The results suggest the existence of a new nosologically myoclonus entity that might be called “benign idiopathic myoclonus.” These jerky movements manifest predominantly in women during the second decade, with a prevalent distal upper limb distribution and benign course and prognosis in nearly all cases without requiring pharmacological treatment. The possible etiological causes were ruled out and no triggers were identified.  

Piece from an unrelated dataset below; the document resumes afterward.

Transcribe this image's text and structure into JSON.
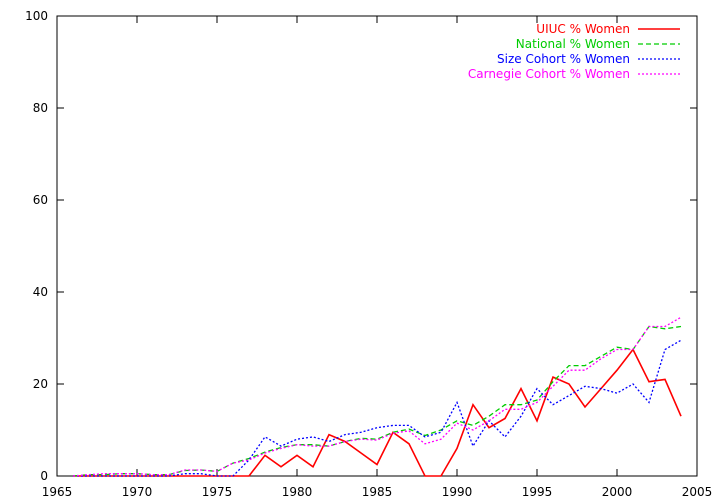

If a movement disorder specialist recognizes clinically mild or moderate distal myoclonus, in absence of other neurological signs, especially during the second decade of life, BIM should be considered. Routine laboratory tests should be done to rule out treatable causes and a clinical-follow up is recommend. As the disease course seems favorable, with no need for medication at follow-up in nearly all cases, a therapeutic management is recommended only on patients’ complaints about the interference of jerky movements on daily activities. Moreover, the possibility of spontaneous improvement or complete remission of complaints should be shared with patients. This phenotype might represent a particular subgroup of physiologic myoclonus, to be substantiated in multicenter cohorts. This new observation may shed light on a newly defined subtype of myoclonus requiring specific and limited diagnostic and therapeutical management.